Although I have not been in her classroom, I imagine that my friend is a lovely, wonderful teacher.  I imagine that her students and their parents adore her.  I have many teacher friends and think the same thing – they are wonderful people, friends, and I imagine, wonderful, brilliant teachers as well.  The Oprah Show was not directed towards them.  She even made a point to state that.  Similarly, The Child Knows Best is an article that often critiques traditional education.  Like the show, my article is not directed towards them.  The show, like my articles, was directed towards the broken system.

A broken system will inevitably teach people to act like someone they are not (the snippy receptionist who has no reason to be nice to you) and to cut corners because of the massive workload (a professor not reading the term paper and giving your brilliant work the same grade as the plagiarist next to you).  Does it mean that the receptionist is not a lovely person or that the professor is lazy?  No.  The receptionist may deal with complaints all day and hasn’t received a reinforcer (praise, a raise, extra time-off) for her diligent work.  The professor may have three manuscripts to prepare for publication this month while chairing a committee at the university and being an officer of a special interest group among like professionals (believe it or not, teaching classes is only a small part of a professor’s responsibility).

The American Education system is broken.  I do not know one person, Democrat, Republican, Libertarian, or Socialist, who thinks that the system is effective.  Not one.  As a result, it is possible for “bad teachers” to exist.  Yes, I said it.   Before going to college, my concept of a bad teacher was the one who reported me to the administration because my skirt was too short, or the teacher who would assign way too much homework for me to finish between all my other “very important” high school activities.  Before going to grad school, my previous definition of a "bad teacher" was significantly altered.  The teacher who was the hardest in high school was one of the reasons that I was accepted into grad school due to my GRE scores (Thank you, Mrs.
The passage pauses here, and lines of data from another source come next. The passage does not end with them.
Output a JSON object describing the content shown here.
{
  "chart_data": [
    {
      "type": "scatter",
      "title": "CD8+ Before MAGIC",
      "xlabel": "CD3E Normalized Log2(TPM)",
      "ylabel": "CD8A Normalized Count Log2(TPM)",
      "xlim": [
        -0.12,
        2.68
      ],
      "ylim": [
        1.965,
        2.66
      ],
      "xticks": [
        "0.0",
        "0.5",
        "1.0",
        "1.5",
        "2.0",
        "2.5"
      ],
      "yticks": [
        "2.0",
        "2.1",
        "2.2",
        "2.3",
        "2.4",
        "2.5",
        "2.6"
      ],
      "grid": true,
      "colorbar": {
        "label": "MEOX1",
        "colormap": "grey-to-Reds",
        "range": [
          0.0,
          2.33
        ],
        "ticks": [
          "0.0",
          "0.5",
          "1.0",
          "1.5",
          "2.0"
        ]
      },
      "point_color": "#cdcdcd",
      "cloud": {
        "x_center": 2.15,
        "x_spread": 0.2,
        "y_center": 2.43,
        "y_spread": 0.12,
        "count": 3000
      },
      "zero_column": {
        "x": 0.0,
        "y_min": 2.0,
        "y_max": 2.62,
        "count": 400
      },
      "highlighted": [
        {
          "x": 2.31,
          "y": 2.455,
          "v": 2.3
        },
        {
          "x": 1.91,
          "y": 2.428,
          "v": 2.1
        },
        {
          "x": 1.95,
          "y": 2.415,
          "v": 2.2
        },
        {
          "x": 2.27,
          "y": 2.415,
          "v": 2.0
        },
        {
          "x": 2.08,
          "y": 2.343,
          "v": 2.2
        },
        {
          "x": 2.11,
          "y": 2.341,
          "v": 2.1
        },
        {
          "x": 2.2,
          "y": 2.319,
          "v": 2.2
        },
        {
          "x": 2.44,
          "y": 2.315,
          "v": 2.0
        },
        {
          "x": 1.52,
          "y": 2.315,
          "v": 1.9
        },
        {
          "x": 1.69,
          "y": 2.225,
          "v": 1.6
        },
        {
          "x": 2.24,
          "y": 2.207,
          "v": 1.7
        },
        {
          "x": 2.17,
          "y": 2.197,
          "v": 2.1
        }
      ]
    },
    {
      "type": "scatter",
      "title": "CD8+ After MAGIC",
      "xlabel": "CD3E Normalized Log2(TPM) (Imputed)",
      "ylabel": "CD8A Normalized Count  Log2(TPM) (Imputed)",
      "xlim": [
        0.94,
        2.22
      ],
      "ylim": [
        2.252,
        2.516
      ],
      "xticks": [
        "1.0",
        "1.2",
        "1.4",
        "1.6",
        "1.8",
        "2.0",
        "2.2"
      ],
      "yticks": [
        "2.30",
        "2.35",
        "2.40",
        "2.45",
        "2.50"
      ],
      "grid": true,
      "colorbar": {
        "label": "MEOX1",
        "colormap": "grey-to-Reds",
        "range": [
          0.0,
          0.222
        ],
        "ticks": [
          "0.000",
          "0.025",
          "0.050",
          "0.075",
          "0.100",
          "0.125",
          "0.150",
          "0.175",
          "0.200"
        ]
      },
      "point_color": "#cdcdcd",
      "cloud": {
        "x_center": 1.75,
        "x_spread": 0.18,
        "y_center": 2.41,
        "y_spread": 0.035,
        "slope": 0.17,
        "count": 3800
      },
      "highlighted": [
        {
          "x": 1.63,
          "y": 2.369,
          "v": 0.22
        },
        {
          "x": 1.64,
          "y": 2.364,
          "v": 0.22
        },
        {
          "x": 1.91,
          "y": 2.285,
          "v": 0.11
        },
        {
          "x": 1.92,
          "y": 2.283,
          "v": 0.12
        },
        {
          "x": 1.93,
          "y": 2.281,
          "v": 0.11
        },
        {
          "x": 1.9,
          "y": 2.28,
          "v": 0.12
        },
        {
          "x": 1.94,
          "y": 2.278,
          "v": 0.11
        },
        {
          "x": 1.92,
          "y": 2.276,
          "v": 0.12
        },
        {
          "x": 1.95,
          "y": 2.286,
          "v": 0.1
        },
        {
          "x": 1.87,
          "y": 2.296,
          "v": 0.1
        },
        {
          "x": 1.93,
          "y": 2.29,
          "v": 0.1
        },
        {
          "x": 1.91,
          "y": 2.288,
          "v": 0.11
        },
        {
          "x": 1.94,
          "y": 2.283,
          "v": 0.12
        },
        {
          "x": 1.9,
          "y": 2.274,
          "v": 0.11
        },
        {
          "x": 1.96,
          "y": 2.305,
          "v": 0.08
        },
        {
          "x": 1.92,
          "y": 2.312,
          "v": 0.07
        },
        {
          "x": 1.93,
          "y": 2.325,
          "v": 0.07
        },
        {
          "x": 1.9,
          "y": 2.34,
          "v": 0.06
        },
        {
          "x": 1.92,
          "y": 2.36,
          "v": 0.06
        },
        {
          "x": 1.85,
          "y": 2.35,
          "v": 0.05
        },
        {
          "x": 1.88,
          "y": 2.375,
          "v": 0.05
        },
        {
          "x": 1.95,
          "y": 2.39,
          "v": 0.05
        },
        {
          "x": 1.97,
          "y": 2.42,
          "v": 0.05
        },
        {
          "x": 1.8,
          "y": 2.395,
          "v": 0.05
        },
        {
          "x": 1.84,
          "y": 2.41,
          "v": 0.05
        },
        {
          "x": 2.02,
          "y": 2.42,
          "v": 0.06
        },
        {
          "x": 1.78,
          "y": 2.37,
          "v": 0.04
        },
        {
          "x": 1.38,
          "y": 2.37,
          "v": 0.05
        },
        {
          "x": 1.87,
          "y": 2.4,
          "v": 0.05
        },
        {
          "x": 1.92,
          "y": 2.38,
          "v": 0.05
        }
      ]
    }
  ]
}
JoAnne Glenn!).  Maybe there are no “bad teachers” after all!  However, after just a few months in grad school, that fantasy was shattered. 

A new, young teacher that I supervised was the worst I think I may ever see.  I knew her obligations to the school.  I sat in her classroom for hours at a time.  I knew the ins-and-outs.  No child had a chance in her classroom, and because of such negativity and negligence, she poisoned all the other teachers.  I saw them drinking her poisonous cool-aid while the students were in the midst of what seemed like a war. 

I imagine she didn’t dream of becoming a teacher to treat students poorly.  Her actions and values were altered as a result of a broken system.  Additionally, she still had a job because of a broken system.  The only measures that held her accountable were students’ test scores (which we all know are problematic measures to hold teachers accountable of – see previous Child Knows Best article).  Why were her behaviors not compared to the effective and positive behaviors of exalted teachers?  Why should she make the same amount of money, comparatively, as the best teacher in the school? 

My friend pointed out that teachers are the last element to focus on when fixing the system.  Very true.  They are not the root of the problem, but the by-product.  However, intervening on the teachers will function as a band-aid until the global system is changed, which takes years.  Change in the classroom can happen immediately.

I’ll stop here, but would like feedback from you – parents, teachers, student, and other concerned members of the community.  To close, I applaud Davis Guggenheim and Oprah for making the issues I have seen for the past 7 years available to the public.  I applaud Bill Gates for throwing money at a worthy cause, John Legend for attaching his name to the issue to make a different demographic stop and think, and Chancellor Michelle A. Rhee for taking serious slack for trying to mend a broken system.